Lapas Banda Aceh Prioritas Pembinaan Keagamaan Narapidana

Pembinaan keagamaan narapidana harus jadi perhatian bersama.

Ilustrasi kegiatan mantan narapidana.
Foto: Republika/Putra M. Akbar
Ilustrasi kegiatan mantan narapidana.

REPUBLIKA.CO.ID, BANDA ACEH -- Lembaga Pemasyarakatan (Lapas) Kelas IIA Banda Aceh memprioritaskan pembinaan keagamaan bagi narapidana atau warga binaan sehingga memiliki akhlakul karimah.

"Pembinaan keagamaan ini untuk melahirkan warga binaan yang akhlaqul karimah, memiliki perilaku mulai serta menjadi teladan di masyarakat setelah menjalani hukuman," kata Kepala Lapas Kelas IIA Banda Aceh Said Mahdar di Aceh Besar, Selasa (24/10/2023).

Baca Juga

Menurut Said Mahdar, tujuan pembinaan keagamaan tersebut untuk meningkatkan keimanan dan pemahaman warga binaan terhadap agama yang mereka anut.
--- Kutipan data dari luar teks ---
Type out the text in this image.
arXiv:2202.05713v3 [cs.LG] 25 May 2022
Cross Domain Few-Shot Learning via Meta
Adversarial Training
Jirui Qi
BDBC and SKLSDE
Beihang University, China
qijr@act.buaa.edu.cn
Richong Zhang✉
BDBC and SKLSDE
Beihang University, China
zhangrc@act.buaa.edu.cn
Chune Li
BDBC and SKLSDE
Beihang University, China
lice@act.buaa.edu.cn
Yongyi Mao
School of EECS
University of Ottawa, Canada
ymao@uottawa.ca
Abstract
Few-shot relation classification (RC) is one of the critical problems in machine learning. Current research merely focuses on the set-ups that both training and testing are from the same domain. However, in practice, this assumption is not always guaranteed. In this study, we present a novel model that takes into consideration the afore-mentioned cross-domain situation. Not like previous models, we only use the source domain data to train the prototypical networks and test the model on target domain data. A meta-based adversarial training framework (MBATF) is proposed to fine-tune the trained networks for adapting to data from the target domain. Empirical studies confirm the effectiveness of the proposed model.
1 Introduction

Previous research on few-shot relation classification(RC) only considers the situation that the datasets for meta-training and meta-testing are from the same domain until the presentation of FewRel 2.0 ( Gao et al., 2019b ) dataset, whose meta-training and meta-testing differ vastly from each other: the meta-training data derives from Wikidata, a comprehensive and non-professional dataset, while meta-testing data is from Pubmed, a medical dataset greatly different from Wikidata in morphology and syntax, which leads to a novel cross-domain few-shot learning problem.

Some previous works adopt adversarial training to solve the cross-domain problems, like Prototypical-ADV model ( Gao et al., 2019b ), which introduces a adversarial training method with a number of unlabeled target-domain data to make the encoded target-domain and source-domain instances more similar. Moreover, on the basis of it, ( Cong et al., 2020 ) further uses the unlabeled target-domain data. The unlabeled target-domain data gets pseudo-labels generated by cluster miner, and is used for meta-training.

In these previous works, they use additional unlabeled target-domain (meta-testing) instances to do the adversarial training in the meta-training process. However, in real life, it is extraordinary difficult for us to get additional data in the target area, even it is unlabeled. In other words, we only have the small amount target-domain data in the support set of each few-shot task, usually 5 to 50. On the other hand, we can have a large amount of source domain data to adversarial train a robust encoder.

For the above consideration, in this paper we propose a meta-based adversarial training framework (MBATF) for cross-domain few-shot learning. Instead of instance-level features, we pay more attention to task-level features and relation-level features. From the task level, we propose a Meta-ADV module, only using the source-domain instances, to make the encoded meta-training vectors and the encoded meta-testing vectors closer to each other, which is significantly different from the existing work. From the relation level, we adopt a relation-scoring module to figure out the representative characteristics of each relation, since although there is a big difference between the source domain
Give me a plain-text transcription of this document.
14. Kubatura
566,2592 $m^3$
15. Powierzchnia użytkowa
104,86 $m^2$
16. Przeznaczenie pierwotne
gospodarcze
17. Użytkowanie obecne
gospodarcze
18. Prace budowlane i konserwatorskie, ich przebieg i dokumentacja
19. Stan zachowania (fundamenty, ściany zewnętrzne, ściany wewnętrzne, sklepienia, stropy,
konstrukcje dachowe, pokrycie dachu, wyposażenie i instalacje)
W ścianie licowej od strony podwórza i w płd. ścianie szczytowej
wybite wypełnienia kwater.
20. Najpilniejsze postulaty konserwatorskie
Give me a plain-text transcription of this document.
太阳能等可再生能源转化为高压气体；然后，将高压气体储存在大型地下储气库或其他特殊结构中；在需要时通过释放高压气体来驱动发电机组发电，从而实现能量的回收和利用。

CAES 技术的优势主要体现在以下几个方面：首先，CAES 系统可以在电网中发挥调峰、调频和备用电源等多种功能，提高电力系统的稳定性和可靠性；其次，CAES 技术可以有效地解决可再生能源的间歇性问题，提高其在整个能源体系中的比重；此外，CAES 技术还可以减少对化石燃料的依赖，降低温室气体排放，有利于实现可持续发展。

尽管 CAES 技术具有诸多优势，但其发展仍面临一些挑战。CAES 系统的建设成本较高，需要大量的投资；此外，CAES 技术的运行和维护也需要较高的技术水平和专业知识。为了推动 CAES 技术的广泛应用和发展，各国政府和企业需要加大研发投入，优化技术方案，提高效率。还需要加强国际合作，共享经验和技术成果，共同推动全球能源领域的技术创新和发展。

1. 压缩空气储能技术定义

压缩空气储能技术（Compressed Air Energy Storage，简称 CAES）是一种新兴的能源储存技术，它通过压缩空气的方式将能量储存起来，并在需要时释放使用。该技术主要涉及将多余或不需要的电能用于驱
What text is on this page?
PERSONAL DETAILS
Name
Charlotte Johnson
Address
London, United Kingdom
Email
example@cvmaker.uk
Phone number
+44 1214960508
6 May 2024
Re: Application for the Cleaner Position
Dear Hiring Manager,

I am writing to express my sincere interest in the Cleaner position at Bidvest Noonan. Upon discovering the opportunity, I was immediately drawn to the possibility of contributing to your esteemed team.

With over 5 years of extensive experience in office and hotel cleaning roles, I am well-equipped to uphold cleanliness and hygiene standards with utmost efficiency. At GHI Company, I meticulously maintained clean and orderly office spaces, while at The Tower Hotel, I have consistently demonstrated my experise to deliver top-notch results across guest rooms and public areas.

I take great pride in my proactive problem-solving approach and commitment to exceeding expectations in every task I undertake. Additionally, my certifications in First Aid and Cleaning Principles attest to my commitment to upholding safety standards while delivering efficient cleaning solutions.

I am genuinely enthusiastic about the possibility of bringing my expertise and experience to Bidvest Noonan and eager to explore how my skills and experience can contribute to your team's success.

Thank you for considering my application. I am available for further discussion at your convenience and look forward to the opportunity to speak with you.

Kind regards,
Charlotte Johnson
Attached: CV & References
Mayoritas warga binaan beragama Islam. Pembinaan keagamaan dilakukan dengan menggandeng pihak ketiga dan dilakukan secara berkala, kata Said Mahdar.

"Seperti lantunan zikir yang dikumandangkan ini, masyarakat di sekitar lapas mengira zikir tersebut dilantunkan santri yang diundang. Padahal zikir tersebut dilantunkan oleh warga binaan," katanya.

Said Mahdar mengatakan, pembinaan keagamaan tersebut juga sebagai bagian melahirkan warga binaan sebagai manusia yang berguna ketika kembali ke tengah-tengah masyarakat.

"Tentunya, kami berharap warga bina Lapas Banda Aceh masuk sebagai narapidana keluar sebagai santri. Serta menjadi teladan bagi orang lain ketika keluar dari lembaga pemasyarakatan ini," kata Said Mahdar.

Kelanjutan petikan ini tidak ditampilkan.